More beer sloshed onto the table, its sour-spiced scent perfuming the alcove. The steel of Sedge’s gaze turned brittle, the muscles of his jaw, his neck, his forearms corded with the effort not to shatter.

“You’ve been together. All this time. Safe. And together.” No matter how he tried to disguise it, Ren could hear the hollowness at the core of his words. She’d had Tess. Sedge had been left to carry on alone.

Now it was her turn to grip his hands, sticky with spills. If I’d realized—

Before she could apologize again, Sedge shook himself. “Where? I looked everywhere. You weren’t in Nadežra. Where did you go?”

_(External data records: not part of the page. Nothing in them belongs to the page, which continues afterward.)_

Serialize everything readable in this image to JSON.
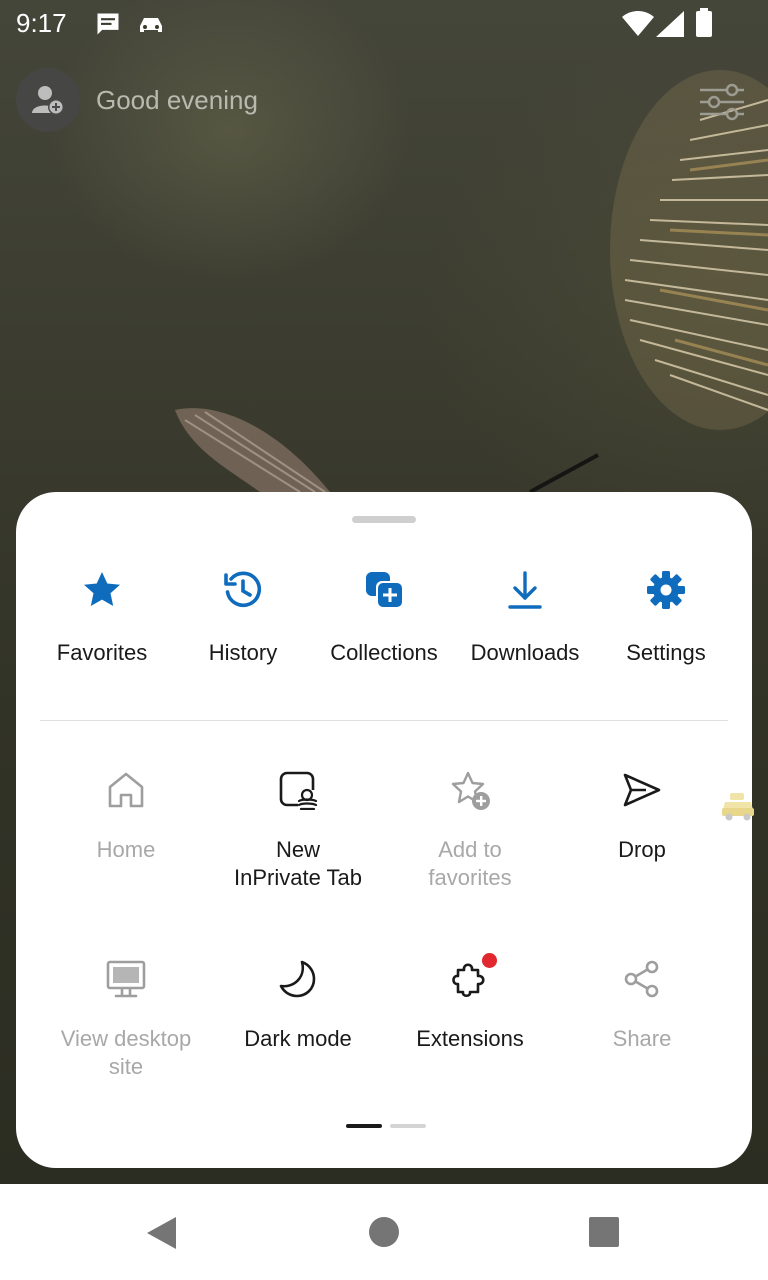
{
  "status_bar": {
    "time": "9:17",
    "icons": [
      "message-icon",
      "car-icon",
      "wifi-icon",
      "signal-icon",
      "battery-icon"
    ]
  },
  "header": {
    "greeting": "Good evening",
    "avatar_icon": "add-profile-icon",
    "customize_icon": "sliders-icon"
  },
  "menu": {
    "top_row": [
      {
        "label": "Favorites",
        "icon": "star-icon"
      },
      {
        "label": "History",
        "icon": "history-icon"
      },
      {
        "label": "Collections",
        "icon": "collections-icon"
      },
      {
        "label": "Downloads",
        "icon": "download-icon"
      },
      {
        "label": "Settings",
        "icon": "gear-icon"
      }
    ],
    "grid": [
      {
        "label": "Home",
        "icon": "home-icon",
        "enabled": false
      },
      {
        "label": "New\nInPrivate Tab",
        "icon": "inprivate-tab-icon",
        "enabled": true
      },
      {
        "label": "Add to\nfavorites",
        "icon": "add-favorite-icon",
        "enabled": false
      },
      {
        "label": "Drop",
        "icon": "send-icon",
        "enabled": true
      },
      {
        "label": "View desktop\nsite",
        "icon": "desktop-icon",
        "enabled": false
      },
      {
        "label": "Dark mode",
        "icon": "moon-icon",
        "enabled": true
      },
      {
        "label": "Extensions",
        "icon": "puzzle-icon",
        "enabled": true,
        "badge": true
      },
      {
        "label": "Share",
        "icon": "share-icon",
        "enabled": false
      }
    ],
    "page_indicator": {
      "pages": 2,
      "current": 1
    }
  },
  "colors": {
    "accent": "#0f6cbd",
    "sheet_bg": "#ffffff",
    "disabled_text": "#a8a8a8",
    "badge": "#e0282e"
  },
  "nav_bar": {
    "buttons": [
      "back-button",
      "home-button",
      "recents-button"
    ]
  }
}
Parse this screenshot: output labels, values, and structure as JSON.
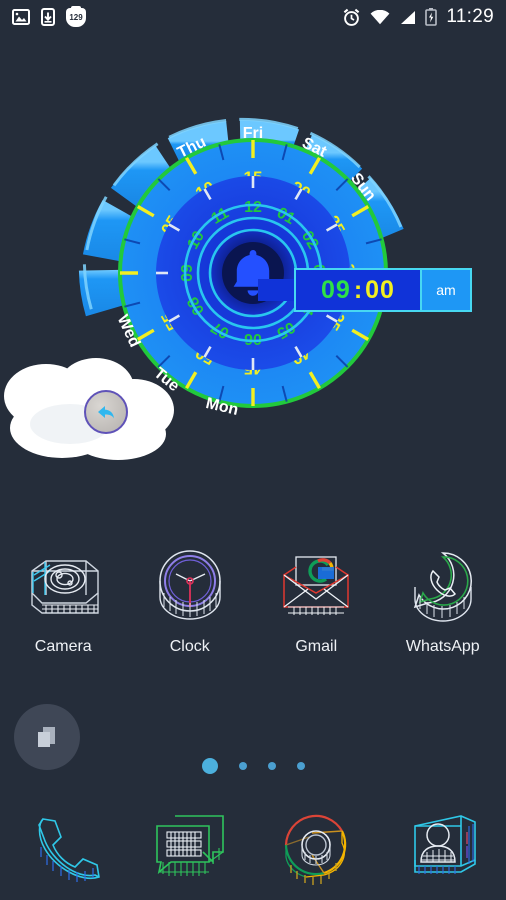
{
  "status_bar": {
    "icons_left": [
      "image-icon",
      "download-icon",
      "notification-badge-icon"
    ],
    "badge_count": "129",
    "icons_right": [
      "alarm-icon",
      "wifi-icon",
      "signal-icon",
      "battery-charging-icon"
    ],
    "time": "11:29"
  },
  "widget": {
    "name": "alarm-clock-widget",
    "days": [
      "Mon",
      "Tue",
      "Wed",
      "Thu",
      "Fri",
      "Sat",
      "Sun"
    ],
    "minute_ticks": [
      "15",
      "20",
      "25",
      "30",
      "35",
      "40",
      "45",
      "50",
      "55",
      "05",
      "10"
    ],
    "hour_ticks": [
      "12",
      "01",
      "02",
      "03",
      "04",
      "05",
      "06",
      "07",
      "08",
      "09",
      "10",
      "11"
    ],
    "center_icon": "bell-icon",
    "time_display": {
      "hours": "09",
      "separator": ":",
      "minutes": "00",
      "meridiem": "am"
    },
    "back_button_icon": "back-arrow-icon",
    "colors": {
      "minute_text": "#f2ef21",
      "hour_text": "#22c93c",
      "ring_outer": "#22c93c",
      "day_segment": "#1e97f5",
      "dial_inner": "#1330d2",
      "accent_cyan": "#47d8f2"
    }
  },
  "apps": [
    {
      "label": "Camera",
      "icon": "camera-icon"
    },
    {
      "label": "Clock",
      "icon": "clock-icon"
    },
    {
      "label": "Gmail",
      "icon": "gmail-icon"
    },
    {
      "label": "WhatsApp",
      "icon": "whatsapp-icon"
    }
  ],
  "fab": {
    "icon": "pages-switch-icon"
  },
  "page_indicator": {
    "total": 4,
    "active": 1
  },
  "dock": [
    {
      "icon": "phone-icon"
    },
    {
      "icon": "messages-icon"
    },
    {
      "icon": "chrome-icon"
    },
    {
      "icon": "contacts-icon"
    }
  ],
  "theme": {
    "background": "#252d3a"
  }
}
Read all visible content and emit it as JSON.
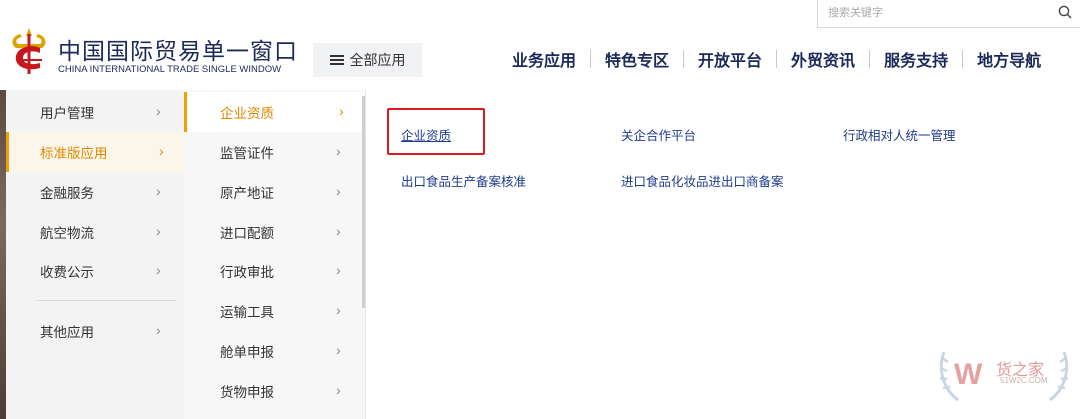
{
  "brand": {
    "name_cn": "中国国际贸易单一窗口",
    "name_en": "CHINA INTERNATIONAL TRADE SINGLE WINDOW"
  },
  "header": {
    "all_apps_label": "全部应用",
    "search_placeholder": "搜索关键字",
    "nav": [
      "业务应用",
      "特色专区",
      "开放平台",
      "外贸资讯",
      "服务支持",
      "地方导航"
    ]
  },
  "menu": {
    "level1": [
      {
        "label": "用户管理",
        "active": false
      },
      {
        "label": "标准版应用",
        "active": true
      },
      {
        "label": "金融服务",
        "active": false
      },
      {
        "label": "航空物流",
        "active": false
      },
      {
        "label": "收费公示",
        "active": false
      },
      {
        "label": "其他应用",
        "active": false
      }
    ],
    "level2": [
      {
        "label": "企业资质",
        "active": true
      },
      {
        "label": "监管证件",
        "active": false
      },
      {
        "label": "原产地证",
        "active": false
      },
      {
        "label": "进口配额",
        "active": false
      },
      {
        "label": "行政审批",
        "active": false
      },
      {
        "label": "运输工具",
        "active": false
      },
      {
        "label": "舱单申报",
        "active": false
      },
      {
        "label": "货物申报",
        "active": false
      }
    ],
    "arrow": "›",
    "links": [
      "企业资质",
      "关企合作平台",
      "行政相对人统一管理",
      "出口食品生产备案核准",
      "进口食品化妆品进出口商备案"
    ]
  },
  "watermark": {
    "text": "货之家",
    "sub": "51W2C.COM",
    "letter": "W"
  },
  "colors": {
    "accent": "#f0a000",
    "active_text": "#e08a00",
    "brand_navy": "#1c2a5a",
    "link_blue": "#1e3c8c",
    "highlight_red": "#e0191e"
  }
}
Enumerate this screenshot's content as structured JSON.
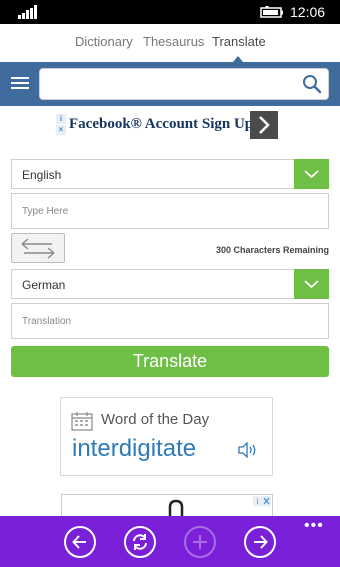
{
  "status_bar": {
    "time": "12:06"
  },
  "pivot": {
    "tabs": [
      "Dictionary",
      "Thesaurus",
      "Translate"
    ],
    "active": "Translate"
  },
  "search": {
    "value": "",
    "placeholder": ""
  },
  "ad": {
    "text": "Facebook® Account Sign Up"
  },
  "translate": {
    "source_language": "English",
    "source_placeholder": "Type Here",
    "characters_remaining": "300 Characters Remaining",
    "target_language": "German",
    "output_placeholder": "Translation",
    "button_label": "Translate"
  },
  "word_of_day": {
    "title": "Word of the Day",
    "word": "interdigitate"
  },
  "app_bar": {
    "buttons": [
      "back-icon",
      "refresh-icon",
      "add-icon",
      "forward-icon"
    ],
    "more": "•••"
  },
  "colors": {
    "header": "#3f6c9c",
    "accent_green": "#6fbe45",
    "app_bar": "#7a20d9",
    "link_blue": "#2f7ab8"
  }
}
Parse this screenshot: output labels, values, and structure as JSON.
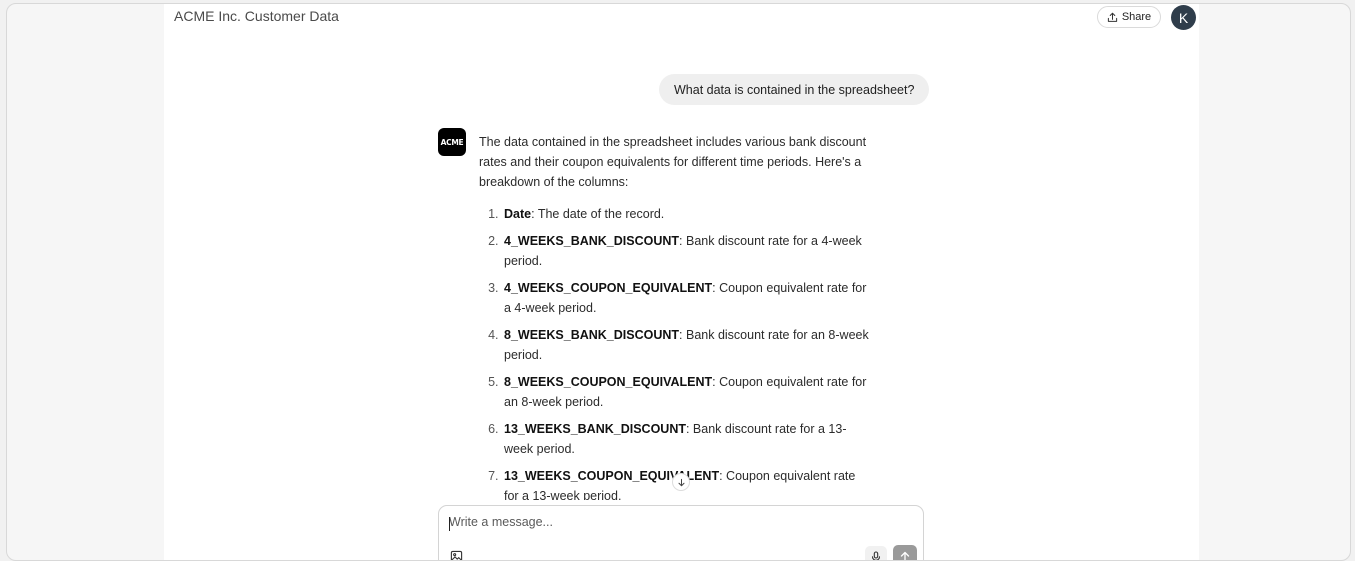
{
  "header": {
    "title": "ACME Inc. Customer Data",
    "share_label": "Share",
    "avatar_initial": "K"
  },
  "conversation": {
    "user_message": "What data is contained in the spreadsheet?",
    "assistant_logo_text": "ACME",
    "assistant_intro": "The data contained in the spreadsheet includes various bank discount rates and their coupon equivalents for different time periods. Here's a breakdown of the columns:",
    "columns": [
      {
        "name": "Date",
        "description": ": The date of the record."
      },
      {
        "name": "4_WEEKS_BANK_DISCOUNT",
        "description": ": Bank discount rate for a 4-week period."
      },
      {
        "name": "4_WEEKS_COUPON_EQUIVALENT",
        "description": ": Coupon equivalent rate for a 4-week period."
      },
      {
        "name": "8_WEEKS_BANK_DISCOUNT",
        "description": ": Bank discount rate for an 8-week period."
      },
      {
        "name": "8_WEEKS_COUPON_EQUIVALENT",
        "description": ": Coupon equivalent rate for an 8-week period."
      },
      {
        "name": "13_WEEKS_BANK_DISCOUNT",
        "description": ": Bank discount rate for a 13-week period."
      },
      {
        "name": "13_WEEKS_COUPON_EQUIVALENT",
        "description": ": Coupon equivalent rate for a 13-week period."
      }
    ]
  },
  "composer": {
    "placeholder": "Write a message...",
    "value": ""
  },
  "icons": {
    "share": "share-icon",
    "scroll_down": "arrow-down-icon",
    "attach": "image-attach-icon",
    "mic": "microphone-icon",
    "send": "arrow-up-icon"
  },
  "colors": {
    "logo_bg": "#000000",
    "avatar_bg": "#2f3d4b",
    "send_bg": "#9a9a9a",
    "user_bubble_bg": "#efefef"
  }
}
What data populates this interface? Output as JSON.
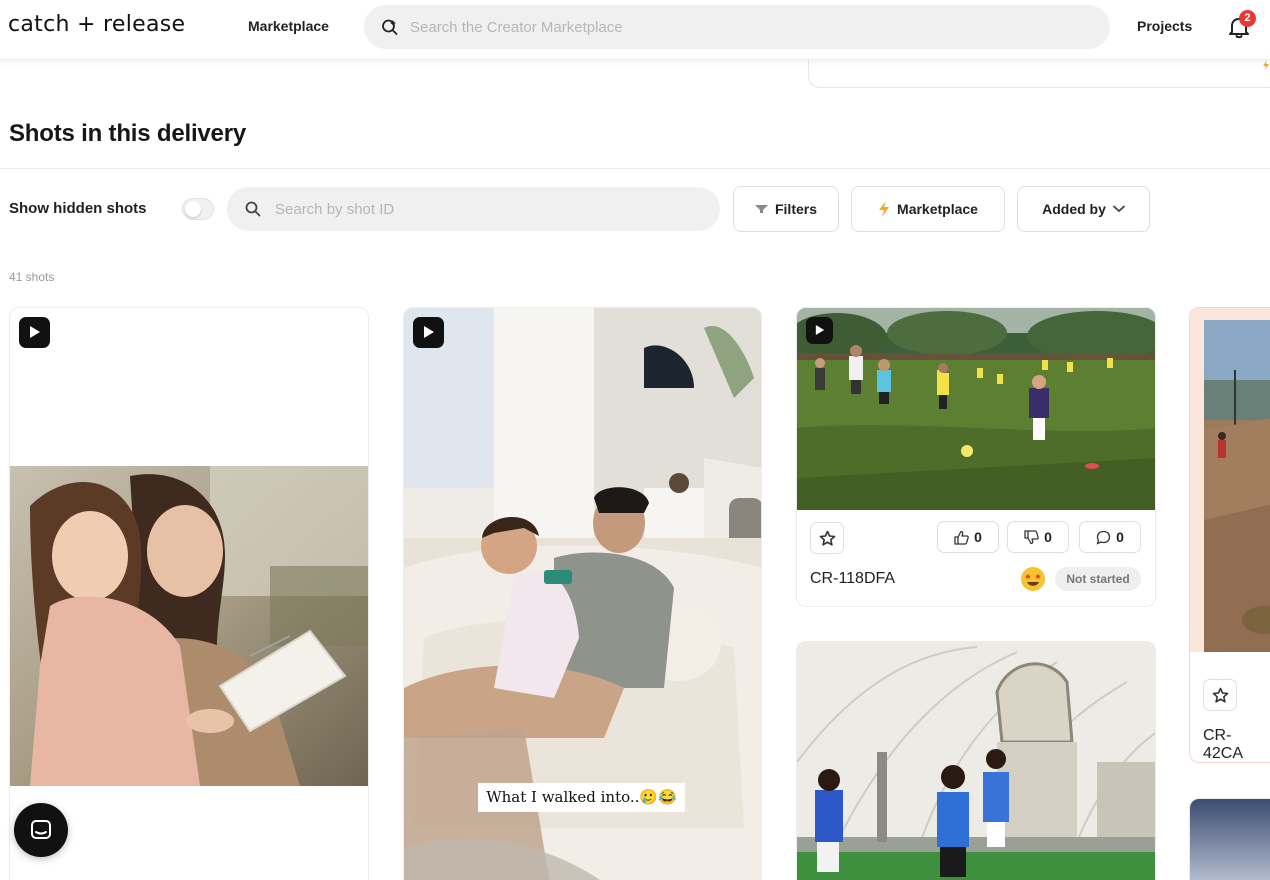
{
  "app": {
    "brand": "catch + release"
  },
  "topbar": {
    "nav_marketplace": "Marketplace",
    "search_placeholder": "Search the Creator Marketplace",
    "nav_projects": "Projects",
    "notifications_count": "2"
  },
  "section": {
    "title": "Shots in this delivery"
  },
  "toolbar": {
    "show_hidden_label": "Show hidden shots",
    "show_hidden_on": false,
    "search_placeholder": "Search by shot ID",
    "filters_label": "Filters",
    "marketplace_label": "Marketplace",
    "added_by_label": "Added by"
  },
  "shots_count": "41 shots",
  "cards": [
    {
      "type": "video",
      "image": "mother and daughter reading a book"
    },
    {
      "type": "video",
      "image": "father holding baby on couch",
      "caption": "What I walked into..🥲😂"
    },
    {
      "type": "video",
      "image": "kids soccer practice on grass field",
      "likes": "0",
      "dislikes": "0",
      "comments": "0",
      "shot_id": "CR-118DFA",
      "status": "Not started",
      "status_emoji": "star-struck"
    },
    {
      "type": "image",
      "image": "soccer players in indoor dome"
    },
    {
      "type": "image",
      "image": "person on dirt field at sunset",
      "shot_id": "CR-42CA"
    },
    {
      "type": "image",
      "image": "sky gradient"
    }
  ],
  "icons": {
    "search": "search-icon",
    "bell": "bell-icon",
    "play": "play-icon",
    "star": "star-icon",
    "thumbs_up": "thumbs-up-icon",
    "thumbs_down": "thumbs-down-icon",
    "comment": "comment-icon",
    "filter": "filter-icon",
    "lightning": "lightning-icon",
    "chevron": "chevron-down-icon",
    "chat": "chat-icon"
  },
  "colors": {
    "accent_orange": "#f5a623",
    "badge_red": "#e53935",
    "bubble": "#111111"
  }
}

“Ganllech. Though not on purpose.” If he wanted to change the subject, she knew better than to push. Ren let go and took a healthy slug from her own cup. “After you… died… I fed Ondrakja meadow saffron, then conned a captain into believing Tess and I were experienced ship’s monkeys. Got us out of the city, but he soon realized I lied, and at the next port of call put us off.”

“Fed her…” A grin split Sedge’s face, pulling at the scars crossing it. “So Simlin didn’t lie. Heard Ondrakja got sick, but he said you’d poisoned her. And everybody believed him.”

Then his grin faded, as the weight of it hit him. “Shit. You poisoned her.”

“And I would again,” Ren said violently. “I care not that it makes me a traitor. Ask me to choose my brother or my knot, and my brother I will choose, every time.”

It was almost true. Ren wouldn’t take her choice back… but killing the leader of her own knot was blasphemy. If she’d untied herself from the knot first, Ondrakja would have known, and then she never would have drunk the poisoned tea. So Ren had fallen back on the best weapon in her arsenal—her ability to lie.

But it meant no knot would ever take her again. Not unless she reinvented herself as another person. And if she was going to go to all that work, she might as well join the gang that held all the real power in Nadežra: the city’s nobility.

Sedge saw through the bravado. His throat jumped as he swallowed. “Fuck. You did that for me. I… shit.”

If she didn’t say something, one or the other of them was going to wind up crying. “How could you survive that?”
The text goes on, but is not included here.